Here's hoping the pledge drive ends by Monday. Anything but the morning DJ's!

7 comments:

august said...

Late at night you may encounter somebody called "Delilah" whose task is emphathy. She plays something called "soft jazz." She is a siren.

You've got me thinking about my favorite guitar riff. Unfortunately, I'm listening to Lucinda Williams at the moment, so I may have to get back to you.

Claude Scales said...

Back in the '70s, I would end my day listening to WNEW's Alison Steele, "The Nightbird" ("Come, fly with me ..."), who was fond of opening her show with cuts from groups like Hawkwind. I choked up when I saw her obit a couple of years ago.

A while back, WCBS-FM, which had a "classic rock" format for years (and had already pissed me off thouroughly by terminating my favorite show, "Don K. Reed's Doo-Wop Shop", though I suspect this may have been caused by ol' Don's desire to retire to Florida as much as by the station owners' desire to get rid of an over-the-hill demographic), changed itself to "Jack FM". The result bears out the observation about stations that use first names. "Jack" is a pre-recorded DJ whose voice sounds like what you might imagine Doug Piranha's* would. Actually, since I read a news item that said the voice of "Jack" belonged to someone living in Toronto, I've suspected that it's Schad.
__________
*Well, I was terrified. Everyone was terrified of Doug. I've seen grown men
pull their own heads off rather than see Doug. Even Dinsdale was frightened of
Doug. He used... sarcasm. He knew all the tricks, dramatic irony, metaphor,
bathos, puns, parody, litotes and... satire. He was vicious."

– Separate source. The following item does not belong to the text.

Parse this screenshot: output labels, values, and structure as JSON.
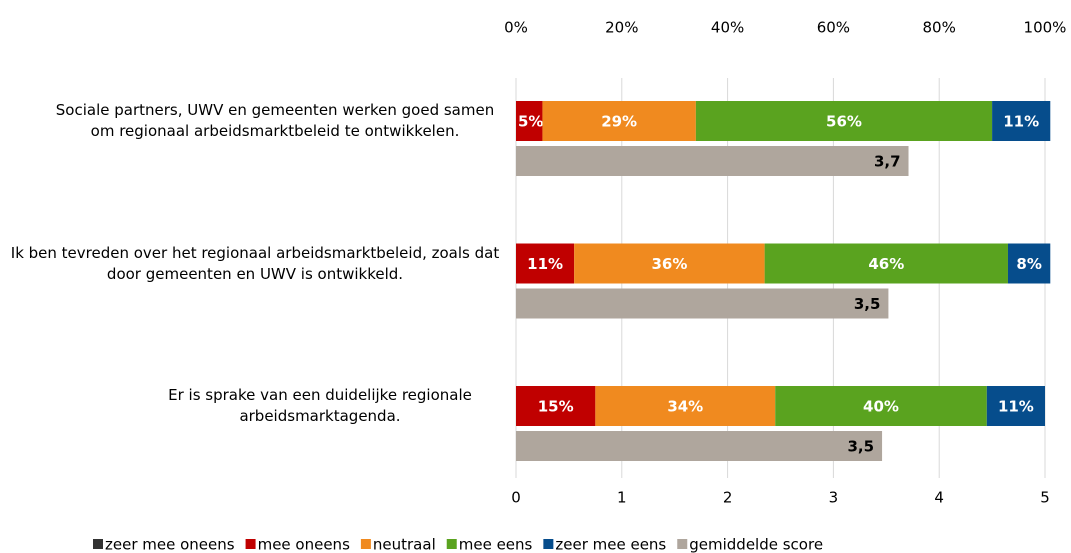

- Monty Python's Flying Circus

Keifus said...

I know this Delilah of which you speak. I manage to stuff my ears with wax when she sings, but my wife steers straight for the rocks. If I were a better man, or a more tolerant one, I'd harness that energy for good (or at least for my own benefit).

I don't know Jack, however (badump-bump). Nice to seem my theory holding up.

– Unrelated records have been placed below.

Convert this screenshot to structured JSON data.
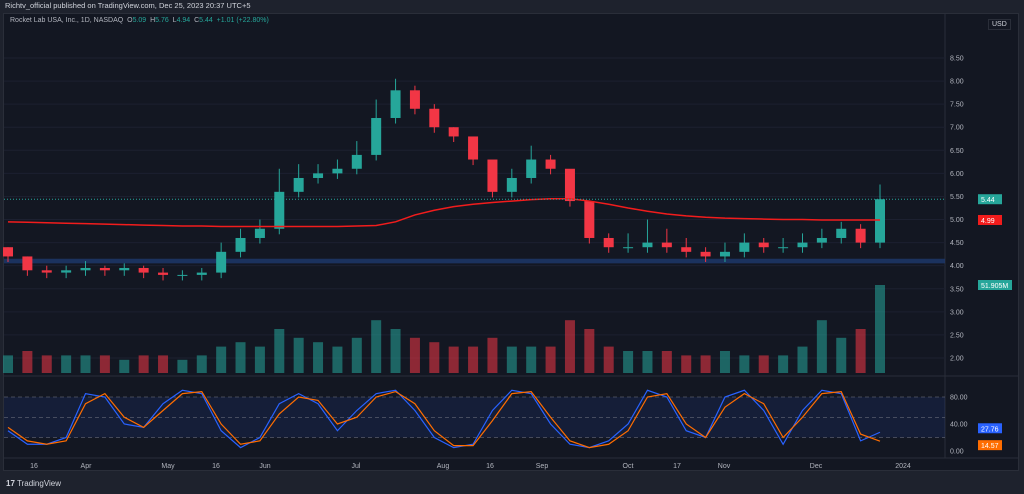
{
  "publisher": "Richtv_official published on TradingView.com, Dec 25, 2023 20:37 UTC+5",
  "legend": {
    "symbol": "Rocket Lab USA, Inc., 1D, NASDAQ",
    "o_label": "O",
    "o": "5.09",
    "h_label": "H",
    "h": "5.76",
    "l_label": "L",
    "l": "4.94",
    "c_label": "C",
    "c": "5.44",
    "change": "+1.01 (+22.80%)"
  },
  "currency": "USD",
  "footer_brand": "TradingView",
  "colors": {
    "up": "#26a69a",
    "down": "#f23645",
    "ma": "#f21c1c",
    "zone": "#1e3a6e",
    "k": "#2962ff",
    "d": "#ff6d00",
    "bg": "#131722"
  },
  "chart_data": [
    {
      "type": "candlestick",
      "interval": "1D (shown approximated weekly)",
      "ylim": [
        1.7,
        8.8
      ],
      "y_ticks": [
        "8.50",
        "8.00",
        "7.50",
        "7.00",
        "6.50",
        "6.00",
        "5.50",
        "5.00",
        "4.50",
        "4.00",
        "3.50",
        "3.00",
        "2.50",
        "2.00"
      ],
      "x_ticks": [
        "16",
        "Apr",
        "May",
        "16",
        "Jun",
        "Jul",
        "Aug",
        "16",
        "Sep",
        "Oct",
        "17",
        "Nov",
        "Dec",
        "2024"
      ],
      "closes": [
        4.2,
        3.9,
        3.85,
        3.9,
        3.95,
        3.9,
        3.95,
        3.85,
        3.8,
        3.8,
        3.85,
        4.3,
        4.6,
        4.8,
        5.6,
        5.9,
        6.0,
        6.1,
        6.4,
        7.2,
        7.8,
        7.4,
        7.0,
        6.8,
        6.3,
        5.6,
        5.9,
        6.3,
        6.1,
        5.4,
        4.6,
        4.4,
        4.4,
        4.5,
        4.4,
        4.3,
        4.2,
        4.3,
        4.5,
        4.4,
        4.4,
        4.5,
        4.6,
        4.8,
        4.5,
        5.44
      ],
      "highs": [
        4.4,
        4.2,
        4.0,
        4.0,
        4.1,
        4.0,
        4.05,
        4.0,
        3.95,
        3.9,
        3.95,
        4.5,
        4.8,
        5.0,
        6.1,
        6.2,
        6.2,
        6.3,
        6.7,
        7.6,
        8.05,
        7.9,
        7.5,
        7.0,
        6.6,
        6.0,
        6.1,
        6.6,
        6.4,
        5.8,
        4.9,
        4.7,
        4.7,
        5.0,
        4.8,
        4.6,
        4.4,
        4.5,
        4.7,
        4.6,
        4.6,
        4.7,
        4.8,
        4.95,
        4.9,
        5.76
      ],
      "ma_line": {
        "label_value": "4.99",
        "values": [
          4.95,
          4.94,
          4.93,
          4.92,
          4.91,
          4.9,
          4.89,
          4.88,
          4.87,
          4.86,
          4.86,
          4.85,
          4.85,
          4.85,
          4.85,
          4.85,
          4.85,
          4.85,
          4.86,
          4.87,
          4.95,
          5.1,
          5.2,
          5.28,
          5.33,
          5.37,
          5.4,
          5.43,
          5.45,
          5.45,
          5.4,
          5.33,
          5.25,
          5.18,
          5.12,
          5.08,
          5.05,
          5.03,
          5.02,
          5.01,
          5.0,
          5.0,
          4.99,
          4.99,
          4.99,
          4.99
        ]
      },
      "support_zone": [
        4.05,
        4.15
      ],
      "last_price": "5.44",
      "volume": {
        "last_label": "51.905M",
        "values": [
          0.2,
          0.25,
          0.2,
          0.2,
          0.2,
          0.2,
          0.15,
          0.2,
          0.2,
          0.15,
          0.2,
          0.3,
          0.35,
          0.3,
          0.5,
          0.4,
          0.35,
          0.3,
          0.4,
          0.6,
          0.5,
          0.4,
          0.35,
          0.3,
          0.3,
          0.4,
          0.3,
          0.3,
          0.3,
          0.6,
          0.5,
          0.3,
          0.25,
          0.25,
          0.25,
          0.2,
          0.2,
          0.25,
          0.2,
          0.2,
          0.2,
          0.3,
          0.6,
          0.4,
          0.5,
          1.0
        ]
      }
    },
    {
      "type": "line",
      "indicator": "stochastic",
      "ylim": [
        0,
        100
      ],
      "y_ticks": [
        "80.00",
        "40.00",
        "0.00"
      ],
      "bands": [
        80,
        50,
        20
      ],
      "series": [
        {
          "label_value": "27.76",
          "values": [
            30,
            10,
            10,
            20,
            85,
            80,
            40,
            35,
            70,
            90,
            85,
            30,
            5,
            20,
            70,
            85,
            70,
            30,
            60,
            85,
            90,
            60,
            20,
            5,
            10,
            60,
            90,
            85,
            40,
            10,
            5,
            15,
            40,
            90,
            80,
            30,
            20,
            80,
            90,
            60,
            10,
            60,
            90,
            85,
            15,
            27.76
          ]
        },
        {
          "label_value": "14.57",
          "values": [
            35,
            15,
            10,
            15,
            70,
            85,
            50,
            35,
            60,
            85,
            88,
            40,
            10,
            15,
            55,
            80,
            75,
            40,
            50,
            80,
            88,
            70,
            30,
            8,
            8,
            45,
            85,
            88,
            50,
            15,
            5,
            10,
            30,
            80,
            85,
            40,
            20,
            65,
            85,
            70,
            20,
            50,
            85,
            88,
            25,
            14.57
          ]
        }
      ]
    }
  ]
}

I don't think radio will die so long as people are stuck in cars (though the thought of an iPod was sounding really good Friday), but it seems the demographics are getting reimagined these days.

Schad the dj is a funny thought.

Archaeopteryx said...

Here's another observation about commercial radio: if the station calls itself "Mix97" or claims to have a great "mix," then you can be sure that what they mean is that they mix in one good song for about every five shitty ones.

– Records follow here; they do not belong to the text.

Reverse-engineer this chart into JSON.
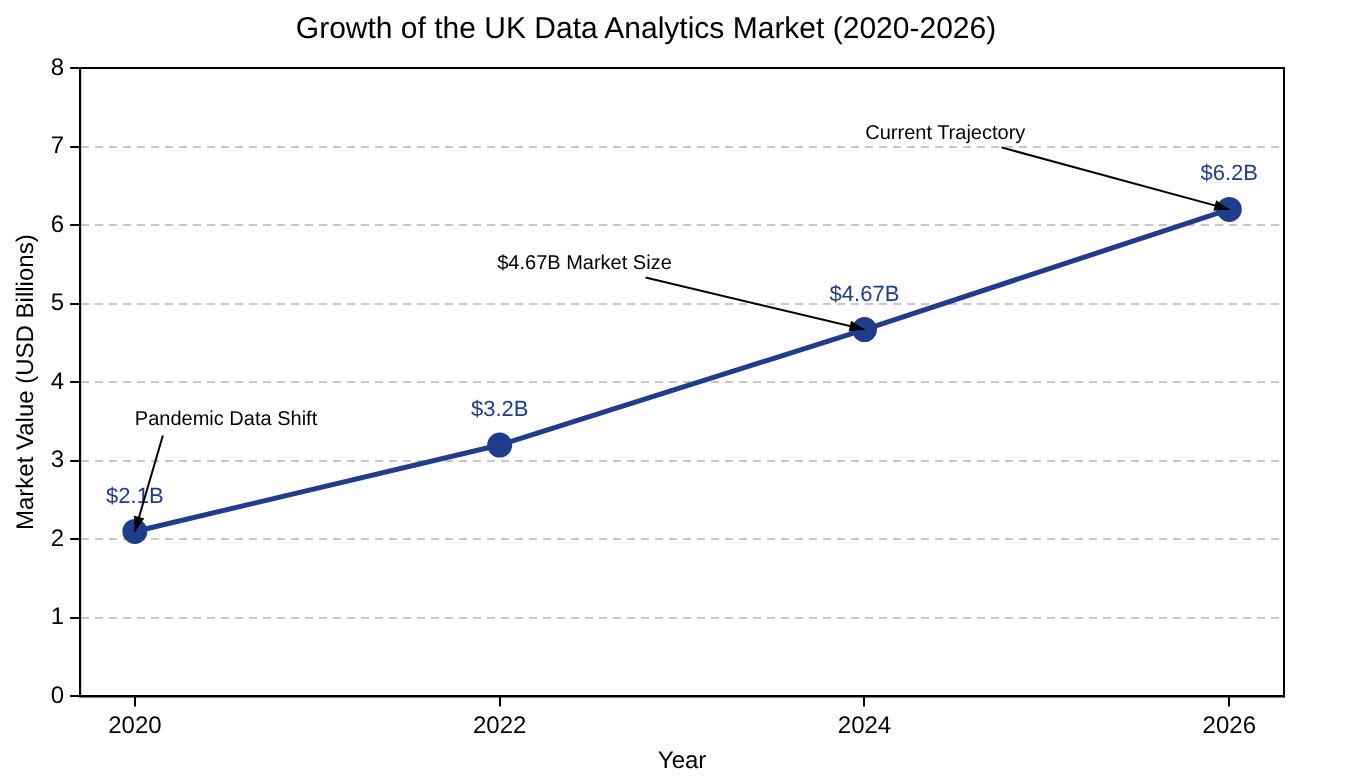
{
  "chart_data": {
    "type": "line",
    "title": "Growth of the UK Data Analytics Market (2020-2026)",
    "xlabel": "Year",
    "ylabel": "Market Value (USD Billions)",
    "x": [
      2020,
      2022,
      2024,
      2026
    ],
    "series": [
      {
        "color": "#1f3d8c",
        "values": [
          2.1,
          3.2,
          4.67,
          6.2
        ],
        "value_labels": [
          "$2.1B",
          "$3.2B",
          "$4.67B",
          "$6.2B"
        ]
      }
    ],
    "xlim": [
      2019.7,
      2026.3
    ],
    "xticks": [
      2020,
      2022,
      2024,
      2026
    ],
    "ylim": [
      0,
      8
    ],
    "yticks": [
      0,
      1,
      2,
      3,
      4,
      5,
      6,
      7,
      8
    ],
    "grid": "y",
    "legend": false,
    "marker": "circle",
    "line_style": "solid",
    "annotations": [
      {
        "text": "Pandemic Data Shift",
        "x": 2020,
        "y": 2.1
      },
      {
        "text": "$4.67B Market Size",
        "x": 2024,
        "y": 4.67
      },
      {
        "text": "Current Trajectory",
        "x": 2026,
        "y": 6.2
      }
    ]
  }
}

August, I'm sure you meant "fortunately."

august said...

I also noticed the other day that Casey Casum's top 40 is down to 10. War of attrition, I suppose.

Archaeopteryx said...

August, that has more to do with the fact that it's damn near impossible to find 10 decent pop songs at any one time.

Robert Scheidler said...

"Unfortunately" and "listening to Lucinda Williams" can never be used in the same sentence, without also having a negative -- eg "Unfortunately, I am not listening...."

Top 10 would be a real stretch if you mean songs currently on the charts -- most of the time, it would be hard to come up with two!